No time like the present to embark on servitude, if servitude is your fate. Hob said the book would change my life. Possibly it was the bible of a cult. Or maybe one of the many tenth-rate books adolescents claim have changed their lives. The cover was about the color of a professional card table, that deep, flat green. Though there was no author and no title on the spine, I found both on the first page inside.
THE CALENDAR OF SLEIGHTS, BY F. R. ERZMUND
. “Are you fucking kidding me,” I said. To no one. The amber glow of light from my reading lamp kept on shining, and the beams of my building creaked in the wind. “You have got to be kidding me,” I said. I started to read the preface.
This work requires, in the opinion of its author, no justification—all justification being an exercise in casuistry.

The way it was written annoyed me. It also made me chuckle.
Piety has no place in its atmosphere; neither ready-made and repellent ideas of reform nor the whining of our muddled meliorists will obstruct the knowledge offered here.
Sentence number two. I could see this Erzmund lunatic standing there behind a green table (same color as the book) in a top hat and cape, waggling a silky mustache and gesturing with a cane as he preached about the moral amazements of his trade. Which turned out to be, to my mild disgust, card tricks and prestidigitation, all the techniques you need to master so-called games of chance. I read on. The first ten pages were just that: a long speech written in this annoying-­hilarious way. My parents came in to say good night. Not that they came in. They stuck their heads past my doorjamb. I sensed them do it. I couldn't look away from the page, though. “Well, that's encouraging,” I heard my mother say when she thought she was out of my earshot. I didn't blame them. Modern parents want to see their children reading. I think mine believed me to be a dolt. My radiator buzzed. I read and read. Erzmund went on in his self-assured vein:
Where we began, the world can judge: in trust, wholehearted; in unshakable assurance; in the overmastering faith we pledged to our own powers.
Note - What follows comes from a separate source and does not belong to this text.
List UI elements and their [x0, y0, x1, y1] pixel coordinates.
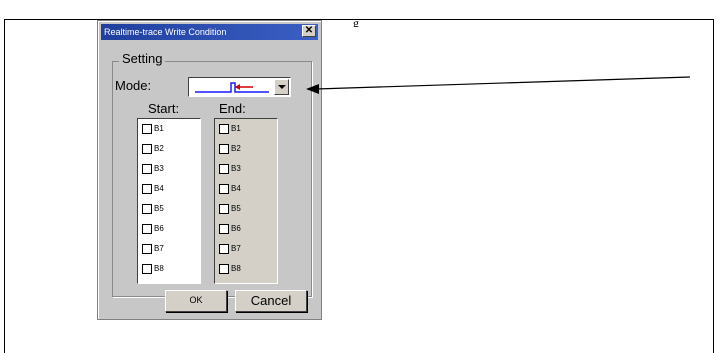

I read and read. I couldn't even remember the last time I had voluntarily opened a book. Now here was Erzmund, standing right next to me and telling me how to cheat at cards, in order to get what I wanted.

He didn't talk about his life, or his looks, or anything that writers usually talk about. All he talked about was cards. He sounded like Coach Madigan, who only ever talked about football, no matter what else he was talking about. I read on, not understanding anything of what Erzmund said. Borne along by the nasal, loud (so I imagined it) voice issuing from beneath his mustache. An old-time announcer in a newsreel. When I next looked at my clock radio, it was three. I hurled the book at my wall. It took out a divot near the light-switch cover. The primary and secondary thuds—book hits wall, book hits floor—didn't wake up my parents. They were sound sleepers. I was too.